Но каракуль молча, неодобрительно проплыл мимо.
– Вот так, – злорадно шепнула Мариша, – перст судьбы! – И, не выдержав, рассмеялась. – Я для Веры Константиновны лекарства купила. Надо будет еще, скажи, у нас аптечный ларек отличный.
– Мама без них не может… – Анна запнулась. – Подожди меня. Я на минутку, всего на одну… забегу домой.
Мариша только вскинула брови.
– Домой? – с насмешкой повторила она.
– Мне надо сказать Андрею… Я обещала. А потом мы еще погуляем.
Они свернули в переулок. Обе разом наклонились, пряча лица от колючего ветра.
– Вон как он тебя одевает. Песец, – презрительно скривилась Мариша. – Смотри, сдерут его с тебя, а то еще и изувечат.
– Постой тут. – Анна крепко ухватила ее за рукав. – На, возьми варежки. Или в подъезд войди. Там тепло. Постоишь у батареи. Ладно?
– Ровно пять минут, – строго отмерила Мариша.
– Конечно, – счастливым голосом пообещала Анна. – Я – мигом.
Почему-то ее обрадовало, что Мариша будет ждать ее здесь, внизу.

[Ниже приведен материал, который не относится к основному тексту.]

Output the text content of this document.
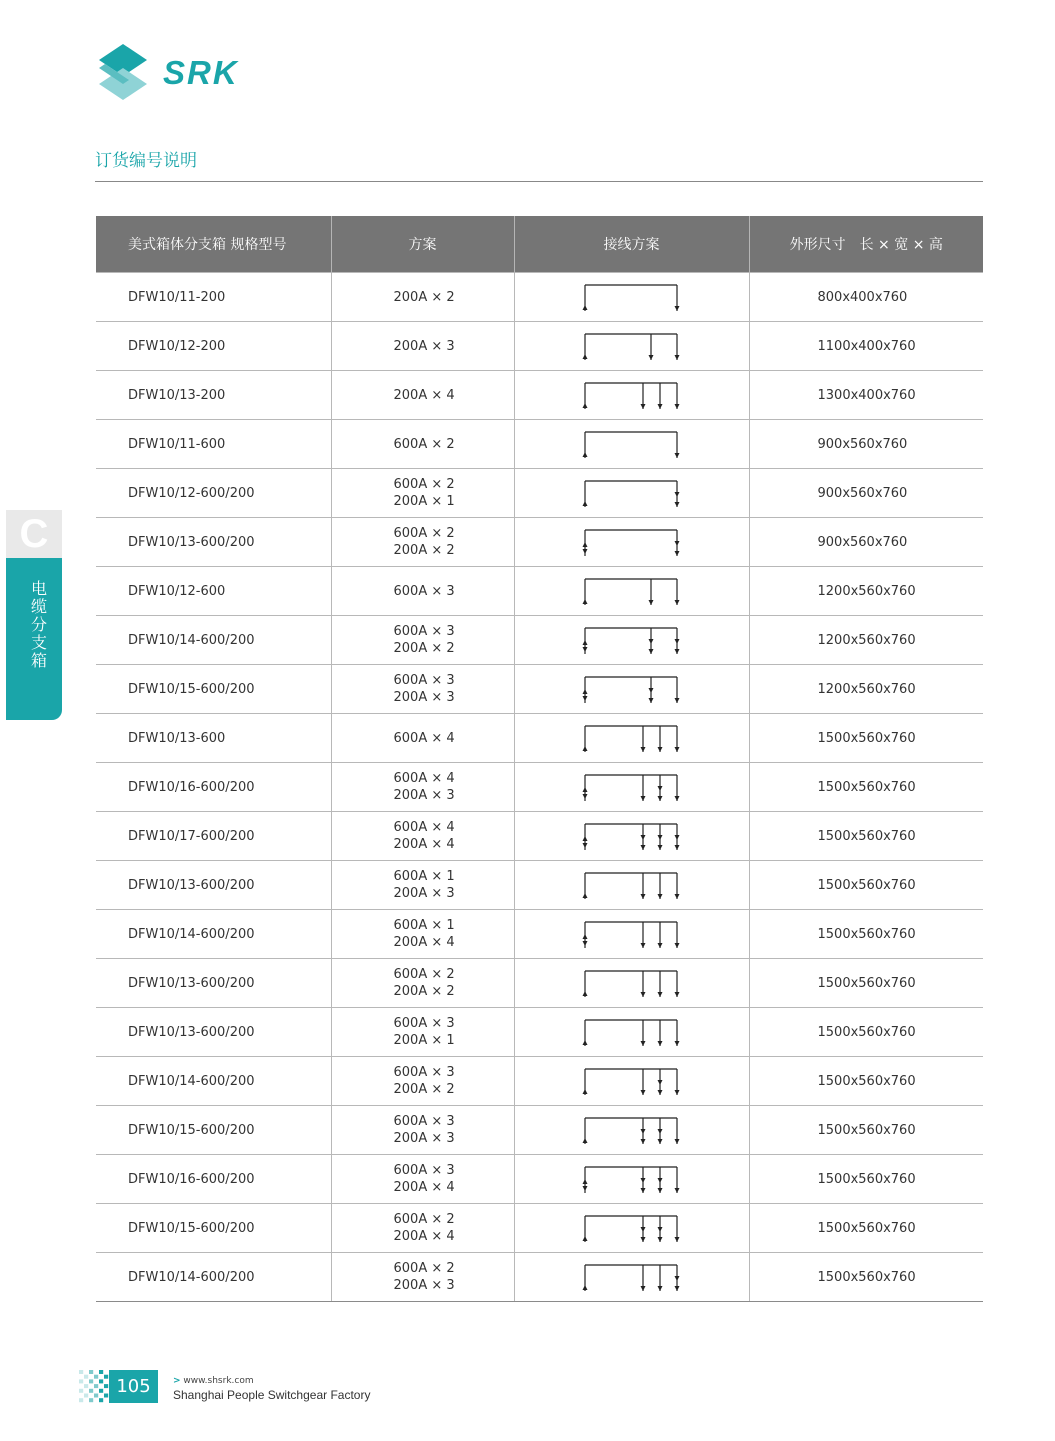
SRK
订货编号说明
C
电缆分支箱
美式箱体分支箱 规格型号	方案	接线方案	外形尺寸　长 × 宽 × 高
DFW10/11-200	200A × 2		800x400x760
DFW10/12-200	200A × 3		1100x400x760
DFW10/13-200	200A × 4		1300x400x760
DFW10/11-600	600A × 2		900x560x760
DFW10/12-600/200	600A × 2
200A × 1		900x560x760
DFW10/13-600/200	600A × 2
200A × 2		900x560x760
DFW10/12-600	600A × 3		1200x560x760
DFW10/14-600/200	600A × 3
200A × 2		1200x560x760
DFW10/15-600/200	600A × 3
200A × 3		1200x560x760
DFW10/13-600	600A × 4		1500x560x760
DFW10/16-600/200	600A × 4
200A × 3		1500x560x760
DFW10/17-600/200	600A × 4
200A × 4		1500x560x760
DFW10/13-600/200	600A × 1
200A × 3		1500x560x760
DFW10/14-600/200	600A × 1
200A × 4		1500x560x760
DFW10/13-600/200	600A × 2
200A × 2		1500x560x760
DFW10/13-600/200	600A × 3
200A × 1		1500x560x760
DFW10/14-600/200	600A × 3
200A × 2		1500x560x760
DFW10/15-600/200	600A × 3
200A × 3		1500x560x760
DFW10/16-600/200	600A × 3
200A × 4		1500x560x760
DFW10/15-600/200	600A × 2
200A × 4		1500x560x760
DFW10/14-600/200	600A × 2
200A × 3		1500x560x760
105	> www.shsrk.com
Shanghai People Switchgear Factory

Лифт, как всегда, был сломан. Анна торопилась. Все-таки ненадолго остановилась у рябого окна. Отдышалась. Набрала в горсть синего цвета, будто могла унести его с собой. Нет, надо скорей…
Дверь отворилась молча и податливо. В передней было темно. Анна быстро скинула полную уличного холода шубу. В полуоткрытую дверь она увидела набухшие закатным солнцем задернутые шторы. Послышалось заунывное, монотонное бормотание. Странный голос. И слова странные. Похоже, латынь. Голос тягуче волочил древние слова. Неужели Лапоть? Господи, никуда от него не деться, когда ни вернешься домой – он тут.
– Заснули они там, что ли? – Лапоть с трудом перевел дыхание, заговорил с недоумением, обиженно даже. – Ишь, сложили лапки, будто их не касается. Молчат. Не отзываются. А ведь это чья, чья, между прочим, обязанность? Раз уж такое стряслось, помогите, если просят.
– Думаешь, дело в кристалле? – равнодушно возразил Андрей. – Ерунда все это. Здесь что-то другое, не знаю, что, но только совсем другое. Кристалл – это уже потом.
– Да нет! Оно самое! Уверен, уверен, – с азартом перехватил Лапоть. – Пойми, нельзя, не можем мы больше ждать, и так он еле светит. Потому чувствую – надо, надо.
– Надо, – с безразличной насмешкой повторил Андрей. – Лично мне все равно. А они…
– Они! – заспешил Лапоть. – Видишь, какие они там формалисты. Желают, чтоб у нас тут все было по всем правилам. Легко сказать. Их правила! В наше-то время. Такое дело организовать, все достать, раздобыть! Ведь это, это… – голос Лаптя неожиданно оробел, и Анна уже не смогла разобрать его присмиревший, сбивчивый шепот. – Это…
– Кто там? – вдруг резко вскинулся Андрей.
– Я, – откликнулась Анна торопливо.
Тут она увидела неяркий, но подвижный свет. Он шел из зеркала. Из зеркала светила свеча.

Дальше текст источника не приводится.